I don't even hesitate to agree that a cordial, collegial relationship is desireable. There are even doctors I'd say I feel more than cordial toward.
When I was very new, my former future fiancee was a neurologist I didn't mind calling even when I was scared to call doctors, because she never made you feel stupid, even when you were. Alas, she moved on to bigger and better things before I got around to discussing the future fiancee thing with her, but I'm sure she new I appreciated her. And I did learn my lesson: I've told my current future fiancee that I was considering her for the future fiancee position.
But, yeah, the docs I like best are easiest to talk to, and often the most ready to explain what's going on with a test or procedure. I've tended to think I like them because because they're easy to communicate with, but I guess I hadn't fully considered that they may be easier to communicate with because I like them. Typically, I don't find myself getting into debates with these doctors, but then I don't really get into debates with many of them. I report what I see, offer suggestions if I have them, and am usually satisfied with the response.
Future fiancees aside, do you think it's possible to be too chummy?
GrumpyRN63, ADN, RN
833 Posts
I don't think someone can be too respectful or too friendly. I personally like to think I am respectful and friendly to everyone I work with, not just the docs. I think everyone deserves respect as we are all the same . I am also questioning the wording that if the OP is insinuating "too friendly" with 'sucking up'???, or too respectful as in 'too intimidated' to speak up to question, suggest or disagree with an md while in doing so somehow causes one to be disrespectful??
As professionals we certaintly can disagree with one another and question someone''s orders without being disagreeable or disrespectful.
I think the doc would (and do) respect nurses that use their brains, questions orders or their rationale, suggest a different course, maybe see things from a different angle etc. I feel I have a very friendly relationship with the docs I work with and its mutual.

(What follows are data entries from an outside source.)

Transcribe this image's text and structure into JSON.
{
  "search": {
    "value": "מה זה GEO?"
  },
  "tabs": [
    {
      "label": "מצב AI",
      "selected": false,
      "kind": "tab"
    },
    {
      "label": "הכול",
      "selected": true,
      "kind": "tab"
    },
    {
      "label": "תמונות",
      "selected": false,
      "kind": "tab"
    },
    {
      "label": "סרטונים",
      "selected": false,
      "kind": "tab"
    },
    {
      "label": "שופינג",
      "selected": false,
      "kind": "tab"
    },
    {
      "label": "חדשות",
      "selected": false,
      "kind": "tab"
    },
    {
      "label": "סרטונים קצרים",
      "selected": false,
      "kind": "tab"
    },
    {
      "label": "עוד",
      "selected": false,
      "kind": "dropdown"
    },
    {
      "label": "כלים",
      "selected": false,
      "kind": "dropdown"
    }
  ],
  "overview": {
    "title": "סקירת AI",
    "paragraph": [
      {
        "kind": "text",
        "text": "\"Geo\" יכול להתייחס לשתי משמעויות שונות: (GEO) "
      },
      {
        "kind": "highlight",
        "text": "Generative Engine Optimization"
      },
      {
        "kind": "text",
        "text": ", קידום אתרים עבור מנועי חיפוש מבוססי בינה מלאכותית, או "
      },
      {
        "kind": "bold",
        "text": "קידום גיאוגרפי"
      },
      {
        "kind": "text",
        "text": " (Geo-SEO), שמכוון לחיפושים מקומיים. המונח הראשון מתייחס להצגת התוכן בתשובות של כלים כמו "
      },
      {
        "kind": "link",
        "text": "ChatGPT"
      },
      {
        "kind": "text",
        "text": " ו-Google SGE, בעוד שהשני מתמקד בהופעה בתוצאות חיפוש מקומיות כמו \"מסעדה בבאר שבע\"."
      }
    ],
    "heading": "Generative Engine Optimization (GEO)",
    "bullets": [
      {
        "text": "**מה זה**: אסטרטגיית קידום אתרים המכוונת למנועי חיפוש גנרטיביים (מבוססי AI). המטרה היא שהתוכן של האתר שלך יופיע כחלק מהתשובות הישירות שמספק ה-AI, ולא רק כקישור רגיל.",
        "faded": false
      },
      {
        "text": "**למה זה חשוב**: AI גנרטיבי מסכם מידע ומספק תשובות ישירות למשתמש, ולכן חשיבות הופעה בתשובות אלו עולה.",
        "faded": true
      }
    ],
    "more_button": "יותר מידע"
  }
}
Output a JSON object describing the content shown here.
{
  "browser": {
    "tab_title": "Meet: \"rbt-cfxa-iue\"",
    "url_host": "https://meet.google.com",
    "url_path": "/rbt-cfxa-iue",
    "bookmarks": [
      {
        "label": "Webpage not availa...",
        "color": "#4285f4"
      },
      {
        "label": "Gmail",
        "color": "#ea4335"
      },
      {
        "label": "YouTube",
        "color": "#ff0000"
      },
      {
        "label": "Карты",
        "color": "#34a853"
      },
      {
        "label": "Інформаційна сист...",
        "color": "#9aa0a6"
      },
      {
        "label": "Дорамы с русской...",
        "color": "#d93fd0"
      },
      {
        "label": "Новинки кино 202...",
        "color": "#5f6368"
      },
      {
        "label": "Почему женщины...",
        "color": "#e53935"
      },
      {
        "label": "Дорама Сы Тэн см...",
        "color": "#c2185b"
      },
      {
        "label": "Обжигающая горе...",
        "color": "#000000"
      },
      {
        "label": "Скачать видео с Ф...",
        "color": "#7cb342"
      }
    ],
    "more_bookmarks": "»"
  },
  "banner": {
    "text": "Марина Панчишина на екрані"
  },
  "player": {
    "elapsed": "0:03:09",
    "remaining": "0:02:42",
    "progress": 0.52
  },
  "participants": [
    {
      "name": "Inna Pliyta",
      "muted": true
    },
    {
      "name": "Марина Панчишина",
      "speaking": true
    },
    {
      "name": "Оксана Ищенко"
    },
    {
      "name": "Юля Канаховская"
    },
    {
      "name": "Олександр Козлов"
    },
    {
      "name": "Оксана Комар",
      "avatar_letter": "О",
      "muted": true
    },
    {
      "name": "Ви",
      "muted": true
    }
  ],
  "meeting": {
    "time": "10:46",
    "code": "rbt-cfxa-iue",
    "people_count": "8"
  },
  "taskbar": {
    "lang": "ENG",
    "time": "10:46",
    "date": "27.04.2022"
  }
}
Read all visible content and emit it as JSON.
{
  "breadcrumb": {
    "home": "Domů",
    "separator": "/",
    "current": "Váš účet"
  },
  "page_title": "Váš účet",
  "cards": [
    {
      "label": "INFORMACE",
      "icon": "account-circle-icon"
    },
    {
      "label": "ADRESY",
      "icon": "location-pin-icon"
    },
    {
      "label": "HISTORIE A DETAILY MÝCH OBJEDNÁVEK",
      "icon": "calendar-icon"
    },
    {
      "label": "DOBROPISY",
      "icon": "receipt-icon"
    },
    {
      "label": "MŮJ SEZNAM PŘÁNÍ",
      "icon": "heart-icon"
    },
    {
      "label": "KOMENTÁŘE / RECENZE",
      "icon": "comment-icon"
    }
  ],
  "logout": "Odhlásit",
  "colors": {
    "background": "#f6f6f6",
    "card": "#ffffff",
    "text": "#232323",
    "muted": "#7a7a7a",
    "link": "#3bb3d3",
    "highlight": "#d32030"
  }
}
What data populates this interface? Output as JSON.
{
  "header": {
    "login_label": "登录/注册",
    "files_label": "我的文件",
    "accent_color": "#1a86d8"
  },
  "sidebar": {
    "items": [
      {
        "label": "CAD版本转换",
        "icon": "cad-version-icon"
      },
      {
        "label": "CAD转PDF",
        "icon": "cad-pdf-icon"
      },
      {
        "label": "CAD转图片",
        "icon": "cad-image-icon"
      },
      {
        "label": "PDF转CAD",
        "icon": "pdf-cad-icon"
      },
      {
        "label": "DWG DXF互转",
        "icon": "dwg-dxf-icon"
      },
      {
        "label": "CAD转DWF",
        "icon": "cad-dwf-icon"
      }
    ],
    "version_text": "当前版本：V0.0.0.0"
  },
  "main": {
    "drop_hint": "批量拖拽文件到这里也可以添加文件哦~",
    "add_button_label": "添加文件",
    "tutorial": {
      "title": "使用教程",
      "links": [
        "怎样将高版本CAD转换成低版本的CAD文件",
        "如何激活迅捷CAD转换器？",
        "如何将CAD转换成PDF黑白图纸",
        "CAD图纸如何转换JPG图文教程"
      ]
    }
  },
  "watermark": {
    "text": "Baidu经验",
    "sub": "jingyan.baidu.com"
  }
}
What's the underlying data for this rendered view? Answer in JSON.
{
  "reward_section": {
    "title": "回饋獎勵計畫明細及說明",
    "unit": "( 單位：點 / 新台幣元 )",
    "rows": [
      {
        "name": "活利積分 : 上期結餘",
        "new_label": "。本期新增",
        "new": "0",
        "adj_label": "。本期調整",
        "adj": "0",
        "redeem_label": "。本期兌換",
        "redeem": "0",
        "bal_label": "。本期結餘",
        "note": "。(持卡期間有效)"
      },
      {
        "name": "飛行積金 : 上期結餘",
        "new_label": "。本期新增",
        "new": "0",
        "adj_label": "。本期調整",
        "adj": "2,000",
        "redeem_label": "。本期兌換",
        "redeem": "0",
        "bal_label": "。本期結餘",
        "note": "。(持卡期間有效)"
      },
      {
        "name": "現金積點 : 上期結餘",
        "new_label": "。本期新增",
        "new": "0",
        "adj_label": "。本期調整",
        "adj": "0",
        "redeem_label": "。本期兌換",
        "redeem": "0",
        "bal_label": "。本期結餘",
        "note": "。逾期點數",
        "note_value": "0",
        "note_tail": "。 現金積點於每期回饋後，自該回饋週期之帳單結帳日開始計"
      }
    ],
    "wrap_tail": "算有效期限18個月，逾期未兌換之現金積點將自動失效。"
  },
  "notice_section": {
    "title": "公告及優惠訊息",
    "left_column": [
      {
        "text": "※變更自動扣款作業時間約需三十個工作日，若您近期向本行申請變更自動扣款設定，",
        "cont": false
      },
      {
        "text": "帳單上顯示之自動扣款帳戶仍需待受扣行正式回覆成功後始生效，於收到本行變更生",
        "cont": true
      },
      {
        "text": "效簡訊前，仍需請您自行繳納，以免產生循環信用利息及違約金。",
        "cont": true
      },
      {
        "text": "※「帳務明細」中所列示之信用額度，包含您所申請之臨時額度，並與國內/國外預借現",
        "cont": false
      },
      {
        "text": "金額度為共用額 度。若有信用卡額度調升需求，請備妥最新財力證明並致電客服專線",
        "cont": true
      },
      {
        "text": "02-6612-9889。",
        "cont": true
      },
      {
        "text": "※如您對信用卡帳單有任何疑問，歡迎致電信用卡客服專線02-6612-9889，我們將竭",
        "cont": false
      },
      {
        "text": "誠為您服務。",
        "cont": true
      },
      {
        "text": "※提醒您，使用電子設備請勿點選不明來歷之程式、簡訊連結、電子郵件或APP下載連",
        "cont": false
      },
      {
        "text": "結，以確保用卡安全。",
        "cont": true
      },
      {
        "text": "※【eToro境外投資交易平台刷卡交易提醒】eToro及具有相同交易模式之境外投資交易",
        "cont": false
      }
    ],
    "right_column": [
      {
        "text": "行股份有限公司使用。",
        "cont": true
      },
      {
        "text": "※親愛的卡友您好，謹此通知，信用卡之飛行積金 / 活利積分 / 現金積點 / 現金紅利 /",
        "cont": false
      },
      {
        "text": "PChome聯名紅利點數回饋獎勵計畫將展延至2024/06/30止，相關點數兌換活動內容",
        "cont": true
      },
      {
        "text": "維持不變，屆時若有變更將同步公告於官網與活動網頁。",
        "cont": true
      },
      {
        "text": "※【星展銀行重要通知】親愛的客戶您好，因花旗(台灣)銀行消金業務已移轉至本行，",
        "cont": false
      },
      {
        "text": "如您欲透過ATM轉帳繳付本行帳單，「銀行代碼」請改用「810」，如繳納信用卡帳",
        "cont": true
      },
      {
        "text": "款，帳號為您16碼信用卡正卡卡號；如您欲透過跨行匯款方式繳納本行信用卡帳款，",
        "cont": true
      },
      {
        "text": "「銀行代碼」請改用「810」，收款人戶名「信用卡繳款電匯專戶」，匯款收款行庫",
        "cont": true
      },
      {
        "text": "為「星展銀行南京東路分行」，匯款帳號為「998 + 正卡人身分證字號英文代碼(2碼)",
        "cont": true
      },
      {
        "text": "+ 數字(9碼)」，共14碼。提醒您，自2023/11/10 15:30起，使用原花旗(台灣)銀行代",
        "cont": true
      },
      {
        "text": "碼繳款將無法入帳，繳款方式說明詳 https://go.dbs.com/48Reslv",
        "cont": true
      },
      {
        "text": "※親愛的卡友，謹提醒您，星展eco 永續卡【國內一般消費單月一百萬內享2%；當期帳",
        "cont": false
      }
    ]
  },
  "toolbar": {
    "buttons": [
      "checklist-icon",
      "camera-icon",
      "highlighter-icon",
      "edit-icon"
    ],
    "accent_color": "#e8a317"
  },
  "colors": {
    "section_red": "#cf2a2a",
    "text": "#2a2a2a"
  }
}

I think a lot of that comes from the fact that I do question things, I think as pt advocates we need to, we have to in their best interests and for the sake of our license as well.
As the OP used pain meds for example, I would question why you would defer pain meds even if you feel the pt isn't where s/he should be? I would hope my nurse would help me out if I were that pt.
If I think a pt's pain level is still unacceptable, even if I have given ' a lot', I won't defer that at all. I never have a problem with that, I think that's a priority in my book. I will state the pt needs (rather than ask for ) something else, a bolus, a breakthru, whatever. I never have any problem with docs not giving additional pain meds, they are more than happy to comply.